Der Hambacher Forst ist ein ursprünglich 5.500 Hektar großes Waldgebiet in der Nähe von Köln, das der Braunkohle weichen soll. Der Energiekonzern RWE betreibt dort Deutschlands größten Tagebau. Seit einigen Jahren regt sich vielfältiger Widerstand. An kaum einem anderen Ort treffen so viele konträre Interessen direkt Beteiligter unmittelbar aufeinander, die zugleich stellvertretend für Phänomene globaler Dimension stehen. Vertreter*innen der Privat- und Energiewirtschaft, Naturschutzaktivist*innen, Politiker*innen, verbliebene Anwohner*innen in aufgegebenen Geisterdörfern, Umgesiedelte sowie Vertreter*innen der Wissenschaft prägen das Konfliktfeld.
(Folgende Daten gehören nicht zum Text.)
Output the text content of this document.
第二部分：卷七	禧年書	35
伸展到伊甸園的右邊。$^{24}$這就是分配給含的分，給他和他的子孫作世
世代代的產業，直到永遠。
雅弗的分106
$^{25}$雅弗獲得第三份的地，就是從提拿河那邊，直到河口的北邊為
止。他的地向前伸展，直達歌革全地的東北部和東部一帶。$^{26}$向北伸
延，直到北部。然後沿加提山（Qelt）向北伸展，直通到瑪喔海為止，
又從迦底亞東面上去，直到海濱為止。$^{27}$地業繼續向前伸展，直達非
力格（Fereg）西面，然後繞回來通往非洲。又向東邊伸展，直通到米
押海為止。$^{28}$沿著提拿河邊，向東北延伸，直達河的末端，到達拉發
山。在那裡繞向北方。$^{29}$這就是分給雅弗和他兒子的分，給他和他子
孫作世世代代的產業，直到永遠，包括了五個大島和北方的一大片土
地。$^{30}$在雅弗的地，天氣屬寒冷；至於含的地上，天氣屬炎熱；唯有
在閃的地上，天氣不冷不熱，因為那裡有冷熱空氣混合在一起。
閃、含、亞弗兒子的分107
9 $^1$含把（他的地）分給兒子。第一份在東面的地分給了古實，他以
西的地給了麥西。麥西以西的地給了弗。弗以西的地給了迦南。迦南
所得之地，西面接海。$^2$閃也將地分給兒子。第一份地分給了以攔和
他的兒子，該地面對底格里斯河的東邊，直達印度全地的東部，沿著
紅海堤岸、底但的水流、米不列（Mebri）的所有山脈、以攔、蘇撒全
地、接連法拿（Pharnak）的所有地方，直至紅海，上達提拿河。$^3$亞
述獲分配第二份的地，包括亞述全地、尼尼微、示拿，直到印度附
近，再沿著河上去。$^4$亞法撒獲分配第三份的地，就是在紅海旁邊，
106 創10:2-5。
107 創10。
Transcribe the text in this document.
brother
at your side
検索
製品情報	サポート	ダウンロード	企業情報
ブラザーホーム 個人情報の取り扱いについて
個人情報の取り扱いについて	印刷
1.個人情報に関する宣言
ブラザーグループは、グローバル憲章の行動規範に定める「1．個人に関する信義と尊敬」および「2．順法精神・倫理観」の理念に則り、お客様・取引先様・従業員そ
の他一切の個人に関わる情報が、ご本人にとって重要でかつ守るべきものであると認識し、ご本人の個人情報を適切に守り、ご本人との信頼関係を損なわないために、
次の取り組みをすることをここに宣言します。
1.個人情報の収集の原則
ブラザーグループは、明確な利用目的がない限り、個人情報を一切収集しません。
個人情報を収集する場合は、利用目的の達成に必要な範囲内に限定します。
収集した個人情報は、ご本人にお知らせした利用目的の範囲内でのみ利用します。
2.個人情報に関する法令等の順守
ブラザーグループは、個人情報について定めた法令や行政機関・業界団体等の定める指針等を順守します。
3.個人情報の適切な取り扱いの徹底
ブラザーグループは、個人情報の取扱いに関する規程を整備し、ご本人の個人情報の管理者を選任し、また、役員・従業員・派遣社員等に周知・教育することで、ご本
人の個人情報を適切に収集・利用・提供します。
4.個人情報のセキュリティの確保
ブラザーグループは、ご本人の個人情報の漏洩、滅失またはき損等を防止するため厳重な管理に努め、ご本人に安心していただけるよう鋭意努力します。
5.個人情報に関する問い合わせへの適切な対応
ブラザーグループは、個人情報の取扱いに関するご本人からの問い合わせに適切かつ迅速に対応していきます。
Das Augenmerk der Arbeit richtet sich sowohl auf Inhalte als auch auf deren komplexe Wechselwirkungen. Es werden Positionen nach sozialwissenschaftlichen Standards recherchiert und Interviews mit Menschen, die unmittelbar am Diskurs beteiligt sind – von der RWE Mitarbeiter*in bis zur Umweltaktivist*in - geführt. Anschließend werden diese mit dem Schauspieler Jörg Simmat reinszeniert. So entsteht ein unversöhnlicher Chor aus Monologen einer einzigen Stimme. Kontextuelle Informationen wie Aussehen, Name und Duktus der Sprecher*innen werden mit künstlerischen Mitteln eliminiert und die Bedeutungsfindung zum Ereignis. Alle Positionen können zudem aus dem Chor gelöst und für sich rezipiert werden. Alle Monologe folgen dabei denselben Fragen und erleichtern so die Vergleichbarkeit. Das Publikum sieht sich mit einer Situation konfrontiert, eigene Standpunkte nicht nur abgleichen zu können, sondern einem Prozess der Meinungsbildung beizuwohnen. Ohne zu wissen wer spricht?, wird die Sensibilität für Inhalte erhöht und die eigene Position in einen Schwebezustand versetzt. Die Rezipient_Innen finden sich selbst in den Interferenzen des Diskurses wieder.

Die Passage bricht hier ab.